Artificial intelligence and data provider Point Predictive Inc. has gone into the matchmaking business.
The company recently unveiled a product called DealerExplorer that helps lenders decide if they want to work with a certain dealership.
The new platform gives lenders insight into the potential fraud risk of a dealership’s customers before they decide to fund a loan. It shows lenders the quality and quantity of loans a dealership originates by flagging defaulted loans and fraudulent applications.
Frank McKenna, co-founder and chief fraud strategist for the company, told Automotive News the current system of lenders’ sales representatives signing up dealerships is “a blind process.”
“They don’t know who has a good history and who doesn’t,” McKenna said. “We give them a portal to see how [dealership customers’] apps are scoring, number of defaults, volume, risk insights so they can determine if they’re going to sign up that dealer or not.”
Point Predictive has more than 50 lender clients using its other fraud-detection products, but McKenna said this is the company’s first offering giving lenders a view into dealerships not already in their portfolio. Five of its existing lender clients are piloting DealerExplorer, paying on a per-report basis.
McKenna and COO Tim Grace co-founded Point Predictive in 2017 after working for artificial intelligence firms that built technology detecting fraud at credit card companies in the late 1980s and 1990s, and at mortgage companies in the mid-2000s.

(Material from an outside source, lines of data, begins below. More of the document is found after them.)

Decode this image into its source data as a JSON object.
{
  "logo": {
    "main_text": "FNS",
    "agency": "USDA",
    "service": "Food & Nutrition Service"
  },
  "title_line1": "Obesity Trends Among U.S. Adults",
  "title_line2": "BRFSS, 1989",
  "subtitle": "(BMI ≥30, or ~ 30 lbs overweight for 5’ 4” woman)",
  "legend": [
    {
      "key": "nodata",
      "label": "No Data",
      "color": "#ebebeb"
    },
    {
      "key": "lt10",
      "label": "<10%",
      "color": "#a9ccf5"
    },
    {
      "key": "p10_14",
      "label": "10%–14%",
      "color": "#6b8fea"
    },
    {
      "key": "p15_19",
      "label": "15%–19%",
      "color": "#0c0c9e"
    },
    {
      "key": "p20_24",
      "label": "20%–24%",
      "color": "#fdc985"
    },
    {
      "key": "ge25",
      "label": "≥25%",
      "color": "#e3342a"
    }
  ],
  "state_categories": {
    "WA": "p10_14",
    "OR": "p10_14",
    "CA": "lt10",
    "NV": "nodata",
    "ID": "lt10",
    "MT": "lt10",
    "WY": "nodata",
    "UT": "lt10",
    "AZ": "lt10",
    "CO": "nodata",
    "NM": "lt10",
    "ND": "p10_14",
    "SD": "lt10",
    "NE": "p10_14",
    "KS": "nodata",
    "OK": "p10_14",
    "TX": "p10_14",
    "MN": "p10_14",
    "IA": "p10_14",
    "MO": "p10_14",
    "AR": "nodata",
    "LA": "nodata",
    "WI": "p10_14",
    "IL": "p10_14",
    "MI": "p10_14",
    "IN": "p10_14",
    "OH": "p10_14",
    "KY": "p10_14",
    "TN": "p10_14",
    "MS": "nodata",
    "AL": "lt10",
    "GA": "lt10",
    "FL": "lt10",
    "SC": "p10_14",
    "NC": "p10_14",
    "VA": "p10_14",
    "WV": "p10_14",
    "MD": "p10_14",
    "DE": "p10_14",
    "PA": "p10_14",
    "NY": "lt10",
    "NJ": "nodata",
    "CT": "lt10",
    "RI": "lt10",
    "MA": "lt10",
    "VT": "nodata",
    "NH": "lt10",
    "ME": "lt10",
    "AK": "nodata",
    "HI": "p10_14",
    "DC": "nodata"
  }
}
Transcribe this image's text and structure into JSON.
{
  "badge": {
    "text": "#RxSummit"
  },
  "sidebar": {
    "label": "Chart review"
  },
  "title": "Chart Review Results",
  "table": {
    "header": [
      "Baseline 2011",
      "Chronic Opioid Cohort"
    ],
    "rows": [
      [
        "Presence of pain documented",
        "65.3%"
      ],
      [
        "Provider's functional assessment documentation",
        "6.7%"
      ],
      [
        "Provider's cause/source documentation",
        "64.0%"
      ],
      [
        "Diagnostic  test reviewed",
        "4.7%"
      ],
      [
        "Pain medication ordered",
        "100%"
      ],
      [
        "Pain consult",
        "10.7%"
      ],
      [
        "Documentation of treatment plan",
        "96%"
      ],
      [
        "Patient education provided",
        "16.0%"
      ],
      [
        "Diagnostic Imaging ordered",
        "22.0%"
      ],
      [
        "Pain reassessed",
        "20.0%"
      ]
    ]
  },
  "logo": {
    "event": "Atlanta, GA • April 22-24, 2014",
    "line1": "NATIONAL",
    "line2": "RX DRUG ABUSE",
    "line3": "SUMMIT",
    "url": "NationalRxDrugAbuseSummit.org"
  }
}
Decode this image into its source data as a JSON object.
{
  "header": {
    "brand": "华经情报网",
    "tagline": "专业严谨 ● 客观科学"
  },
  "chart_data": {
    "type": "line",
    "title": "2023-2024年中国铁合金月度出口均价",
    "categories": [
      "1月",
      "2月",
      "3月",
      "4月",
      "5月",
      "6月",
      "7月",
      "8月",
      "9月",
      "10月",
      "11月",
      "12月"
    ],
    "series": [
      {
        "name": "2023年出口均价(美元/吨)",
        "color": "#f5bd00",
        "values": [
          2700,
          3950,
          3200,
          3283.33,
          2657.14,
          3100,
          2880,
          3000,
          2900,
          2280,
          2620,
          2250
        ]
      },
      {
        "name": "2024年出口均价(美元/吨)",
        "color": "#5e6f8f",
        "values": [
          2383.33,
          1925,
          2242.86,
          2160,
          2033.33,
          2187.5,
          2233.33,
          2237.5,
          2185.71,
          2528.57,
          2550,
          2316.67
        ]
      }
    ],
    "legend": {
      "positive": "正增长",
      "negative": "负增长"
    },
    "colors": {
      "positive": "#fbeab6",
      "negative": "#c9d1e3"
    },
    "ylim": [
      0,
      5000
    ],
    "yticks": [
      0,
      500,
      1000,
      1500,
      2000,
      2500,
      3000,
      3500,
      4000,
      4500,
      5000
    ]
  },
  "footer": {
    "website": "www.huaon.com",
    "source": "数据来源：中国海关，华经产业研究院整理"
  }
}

Point Predictive’s data consortium has information on more than 126 million loan applications totaling $2.4 trillion from U.S. dealerships and lenders, McKenna said. Lenders in the consortium include automakers’ captive finance companies, banks, subprime lenders and credit unions.
McKenna estimates annual fraud in the U.S. automotive market has increased about 260 percent to $8 billion since the pandemic, mainly because of more people going online and learning how to commit fraud. The fraud includes consumers lying about their income, employment or identity.
“We think probably 700,000 new fraudsters were radicalized during the stimulus,” McKenna said. “That’s why we’re seeing this dramatic shift in what dealers and lenders are reporting. We’re aiming to help dealers and lenders get in front of that dramatic rise. The only way to target this is a strong counterattack, using data and all the tools you have to really address the risk.”
In 2024, Point Predictive plans to compile the data it’s providing lenders and start selling it to dealerships on an aggregated basis so they can compare their ability to spot fraudulent borrowers against the broader market and benchmark their overall credit risk profile. This will let dealers evaluate their own performance in the consortium and see how lenders perceive their risk.
“A lot of dealers sometimes get a pushback on a loan because they have fraud, but they don’t get a statistical view,” McKenna said. “Dealers we’re talking to are starved for this information. They really want to have some knowledge of their stats.”